Berikut adalah dasar-dasar hukum pemberantasan tindak pidana korupsi di Indonesia.
a. UU No. 3 tahun 1971 Tentang Pemberantasan Tindak Pidana Korupsi, Undang-undang ini dikeluarkan di masa Orde Baru pada kepemimpinan Presiden Soeharto. UU No. 3 tahun 1971 mengatur pidana penjara maksimum seumur hidup serta denda maksimal Rp 30 juta bagi semua delik yang dikategorikan korupsi.
b. Ketetapan MPR No XI/MPR/1998 tentang Penyelenggara Negara yang Bersih dan Bebas KKN, Usai rezim Orde Baru tumbang diganti masa Reformasi, muncul Tap MPR Nomor XI/MPR/1998 tentang Penyelenggara Negara yang Bersih dan Bebas KKN. Sejalan dengan TAP MPR tersebut, pemerintah Presiden Abdurrahman Wahid membentuk badan-badan negara untuk mendukung upaya pemberantasan korupsi, antara lain: Tim
Gabungan Penanggulangan Tindak Pidana Korupsi, Komisi Ombudsman Nasional, Komisi Pemeriksa Kekayaan Pejabat Negara dan beberapa lainnya.
c. UU no 28 tahun 1999 tentang Penyelenggaraan Negara yang Bersih dan Bebas KKN, Undang-undang ini dibentuk di era Presiden BJ Habibie pada tahun 1999 sebagai komitmen pemberantasan korupsi pasca tergulingnya rezim Orde Baru. Dalam UU no 28 tahun 1999 tentang Penyelenggaraan Negara yang Bersih dan Bebas KKN ini dijelaskan definisi soal korupsi, kolusi dan nepotisme, yang kesemuanya adalah tindakan tercela bagi penyelenggara negara.

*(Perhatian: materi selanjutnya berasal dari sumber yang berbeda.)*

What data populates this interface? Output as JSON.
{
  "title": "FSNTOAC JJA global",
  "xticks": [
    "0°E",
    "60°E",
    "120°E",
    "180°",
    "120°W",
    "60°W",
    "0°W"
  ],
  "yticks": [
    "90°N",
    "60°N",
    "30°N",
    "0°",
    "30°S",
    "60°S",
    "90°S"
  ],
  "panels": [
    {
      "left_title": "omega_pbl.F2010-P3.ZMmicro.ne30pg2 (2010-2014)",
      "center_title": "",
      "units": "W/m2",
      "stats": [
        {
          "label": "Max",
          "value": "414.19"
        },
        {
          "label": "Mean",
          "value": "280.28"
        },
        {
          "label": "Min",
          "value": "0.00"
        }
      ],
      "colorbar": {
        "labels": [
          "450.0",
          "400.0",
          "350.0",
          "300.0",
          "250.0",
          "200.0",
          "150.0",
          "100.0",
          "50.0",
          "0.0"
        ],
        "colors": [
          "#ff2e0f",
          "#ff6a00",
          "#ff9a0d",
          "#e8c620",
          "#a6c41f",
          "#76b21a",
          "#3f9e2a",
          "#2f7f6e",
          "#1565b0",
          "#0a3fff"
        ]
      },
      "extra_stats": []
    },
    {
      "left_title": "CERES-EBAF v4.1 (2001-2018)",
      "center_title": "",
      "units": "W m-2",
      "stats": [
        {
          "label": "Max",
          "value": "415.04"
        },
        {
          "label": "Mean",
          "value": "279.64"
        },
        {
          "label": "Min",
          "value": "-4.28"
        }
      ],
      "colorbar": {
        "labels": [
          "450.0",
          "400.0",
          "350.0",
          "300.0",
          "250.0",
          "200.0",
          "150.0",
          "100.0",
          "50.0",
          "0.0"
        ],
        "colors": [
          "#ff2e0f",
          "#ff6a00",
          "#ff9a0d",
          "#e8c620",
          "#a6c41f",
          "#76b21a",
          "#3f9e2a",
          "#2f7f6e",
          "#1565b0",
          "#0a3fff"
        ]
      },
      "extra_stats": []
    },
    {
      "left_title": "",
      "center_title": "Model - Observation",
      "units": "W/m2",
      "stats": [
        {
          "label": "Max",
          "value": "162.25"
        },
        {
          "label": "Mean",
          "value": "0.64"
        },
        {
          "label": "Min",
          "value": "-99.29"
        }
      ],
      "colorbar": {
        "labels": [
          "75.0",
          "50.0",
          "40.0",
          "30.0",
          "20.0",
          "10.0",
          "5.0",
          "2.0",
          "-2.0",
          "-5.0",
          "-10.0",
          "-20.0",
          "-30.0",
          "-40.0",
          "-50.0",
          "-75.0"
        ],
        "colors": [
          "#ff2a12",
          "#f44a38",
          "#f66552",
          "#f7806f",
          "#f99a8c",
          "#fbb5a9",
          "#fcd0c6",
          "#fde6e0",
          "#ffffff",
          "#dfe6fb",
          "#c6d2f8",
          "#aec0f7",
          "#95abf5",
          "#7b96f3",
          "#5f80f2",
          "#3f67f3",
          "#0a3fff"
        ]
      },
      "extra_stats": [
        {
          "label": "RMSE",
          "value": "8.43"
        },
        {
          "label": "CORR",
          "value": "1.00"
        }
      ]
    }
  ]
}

d. UU Nomor 20 Tahun 2001 jo UU No. 31/1999 tentang Pemberantasan Tindak Pidana Korupsi, Undang-undang di atas telah menjadi landasan hukum pemberantasan tindak pidana korupsi di tanah air. UU ini menjelaskan bahwa korupsi adalah tindakan melawan hukum dengan maksud memperkaya diri sendiri, orang lain, atau yang berakibat merugikan negara atau perekonomian negara
e. Peraturan Pemerintah No 71 Tahun 2000 Tentang Tata Cara Pelaksanaan Peran Serta Masyarakat dan Pemberian Penghargaan dalam Pencegahan dan Pemberantasan Tindak Pidana Korupsi, Melalui peraturan ini, pemerintah ingin mengajak masyarakat turut membantu pemberantasan tindak pidana korupsi. Peran serta masyarakat yang diatur dalam peraturan ini adalah mencari, memperoleh, memberikan data atau informasi tentang tindak pidana korupsi. Masyarakat juga didorong untuk menyampaikan saran dan pendapat untuk mencegah dan memberantas korupsi.
f. UU No 30 tahun 2002 tentang Komisi Pemberantasan Tindak Pidana Korupsi, Undang- Undang No 30 Tahun 2002 tentang Komisi Pemberantasan Tindak Pidana Korupsi menjadi pencetus lahirnya KPK di masa Kepresidenan Megawati Soekarno Putri. Ketika itu, Kejaksaan dan Kepolisian dianggap tidak efektif memberantas tindak pidana korupsi sehingga dianggap pelu adanya lembaga khusus untuk melakukannya.
g. UU No 15 tahun 2002 tentang Tindak Pidana Pencucian Uang, Pencucian uang menjadi salah satu cara koruptor menyembunyikan atau menghilangkan bukti tindak pidana korupsi. Dalam UU ini diatur soal penanganan perkara dan pelaporan pencucian uang dan transaksi keuangan yang mencurigakan sebagai salah satu bentuk upaya pemberantasan korupsi.
h. Peraturan Presiden Nomor 54 tahun 2018 tentang Strategi Nasional Pencegahan Korupsi (Stranas PK), Perpres ini merupakan pengganti dari Perpres No 55 Tahun 2012 tentang Strategi Nasional Pencegahan dan Pemberantasan Korupsi Jangka Panjang Tahun 2012- 2025 dan Jangka Menengah Tahun 2012-2014 yang dianggap sudah tidak sesuai lagi dengan perkembangan kebutuhan pencegahan korupsi.